Dorsal hollow nerve cord: Formed from a plate of ectoderm that rolls into a tube, located dorsal to (above) the notochord. The anterior end develops into the brain, and the posterior portion becomes the spinal cord in vertebrates. This is different from invertebrates like arthropods, which have a ventral solid nerve cord.
Post-anal tail: A muscular extension of the body posterior to the anus, used for locomotion in aquatic species. Humans have this during embryonic development (it regresses into the coccyx/tailbone).
Chordates also have a segmented muscular system with blocks of muscle called myomeres arranged along the notochord, enabling the side-to-side swimming motion you see in fish and larval amphibians.
Embryonic Development in Deuterostomes
During gastrulation, three primary germ layers form, each giving rise to specific tissue types:
- Endoderm (innermost): lining of the digestive tract and associated organs (liver, pancreas, lungs)
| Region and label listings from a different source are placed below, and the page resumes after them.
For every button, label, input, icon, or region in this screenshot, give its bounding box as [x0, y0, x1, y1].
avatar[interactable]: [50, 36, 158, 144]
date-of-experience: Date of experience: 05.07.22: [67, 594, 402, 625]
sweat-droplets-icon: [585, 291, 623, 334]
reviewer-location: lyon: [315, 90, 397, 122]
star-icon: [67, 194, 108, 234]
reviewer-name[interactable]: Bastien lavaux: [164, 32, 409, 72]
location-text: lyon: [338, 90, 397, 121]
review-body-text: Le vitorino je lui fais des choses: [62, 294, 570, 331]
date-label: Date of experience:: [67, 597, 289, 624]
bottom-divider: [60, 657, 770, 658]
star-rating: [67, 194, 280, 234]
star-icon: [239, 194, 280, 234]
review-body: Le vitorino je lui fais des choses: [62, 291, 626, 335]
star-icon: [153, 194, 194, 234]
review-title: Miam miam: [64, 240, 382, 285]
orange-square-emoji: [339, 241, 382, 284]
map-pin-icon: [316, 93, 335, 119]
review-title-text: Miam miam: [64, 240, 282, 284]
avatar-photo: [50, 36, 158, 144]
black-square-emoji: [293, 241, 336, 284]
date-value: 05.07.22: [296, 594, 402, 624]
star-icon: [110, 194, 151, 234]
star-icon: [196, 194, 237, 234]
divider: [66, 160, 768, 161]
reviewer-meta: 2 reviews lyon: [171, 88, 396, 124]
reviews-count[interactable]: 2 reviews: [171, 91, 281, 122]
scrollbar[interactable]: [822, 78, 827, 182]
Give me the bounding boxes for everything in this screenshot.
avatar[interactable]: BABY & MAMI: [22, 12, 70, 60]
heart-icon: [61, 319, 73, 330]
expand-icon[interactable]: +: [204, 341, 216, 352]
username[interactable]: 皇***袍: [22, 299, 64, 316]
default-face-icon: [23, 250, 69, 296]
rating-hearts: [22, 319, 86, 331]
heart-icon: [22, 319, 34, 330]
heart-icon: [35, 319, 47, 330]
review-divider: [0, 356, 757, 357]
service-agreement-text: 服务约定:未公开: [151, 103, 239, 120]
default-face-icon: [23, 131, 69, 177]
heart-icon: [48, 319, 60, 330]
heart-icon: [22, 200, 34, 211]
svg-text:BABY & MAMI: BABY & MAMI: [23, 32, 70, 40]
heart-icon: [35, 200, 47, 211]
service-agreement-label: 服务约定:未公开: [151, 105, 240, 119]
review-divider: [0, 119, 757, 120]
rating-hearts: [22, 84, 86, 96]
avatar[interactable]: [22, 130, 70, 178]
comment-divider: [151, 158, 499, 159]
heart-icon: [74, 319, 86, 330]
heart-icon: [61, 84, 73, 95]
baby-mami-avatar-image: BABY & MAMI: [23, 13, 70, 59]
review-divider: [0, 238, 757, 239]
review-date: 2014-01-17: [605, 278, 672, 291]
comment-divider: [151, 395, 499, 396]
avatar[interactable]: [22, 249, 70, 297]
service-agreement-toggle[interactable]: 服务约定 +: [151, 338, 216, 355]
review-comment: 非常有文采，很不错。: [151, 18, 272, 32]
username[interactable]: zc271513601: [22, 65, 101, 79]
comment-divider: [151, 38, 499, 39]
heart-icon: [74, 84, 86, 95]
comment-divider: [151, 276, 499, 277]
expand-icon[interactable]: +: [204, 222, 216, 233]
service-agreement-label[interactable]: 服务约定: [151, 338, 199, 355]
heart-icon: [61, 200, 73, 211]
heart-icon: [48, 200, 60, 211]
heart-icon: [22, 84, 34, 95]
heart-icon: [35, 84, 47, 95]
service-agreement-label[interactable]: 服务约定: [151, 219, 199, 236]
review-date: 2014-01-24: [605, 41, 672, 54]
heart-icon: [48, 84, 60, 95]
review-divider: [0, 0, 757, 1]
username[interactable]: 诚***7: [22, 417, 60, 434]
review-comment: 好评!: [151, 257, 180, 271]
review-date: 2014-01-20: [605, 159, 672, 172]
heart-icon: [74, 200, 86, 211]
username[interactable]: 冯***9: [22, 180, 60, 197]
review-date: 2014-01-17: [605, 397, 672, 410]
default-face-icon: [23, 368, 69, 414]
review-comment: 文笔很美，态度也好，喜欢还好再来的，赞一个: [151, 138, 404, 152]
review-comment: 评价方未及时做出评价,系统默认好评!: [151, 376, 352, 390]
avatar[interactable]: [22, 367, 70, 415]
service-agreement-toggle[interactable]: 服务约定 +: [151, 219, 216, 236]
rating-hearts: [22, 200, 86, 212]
- Mesoderm (middle): muscles, skeleton, circulatory system, and kidneys
- Ectoderm (outermost): nervous system and outer skin (epidermis)
Early deuterostome embryos display bilateral symmetry. Most chordates maintain this bilateral symmetry into adulthood, while echinoderms shift to pentaradial symmetry after metamorphosis. This contrast makes echinoderms a useful reminder that adult body plan and embryonic development can tell very different evolutionary stories.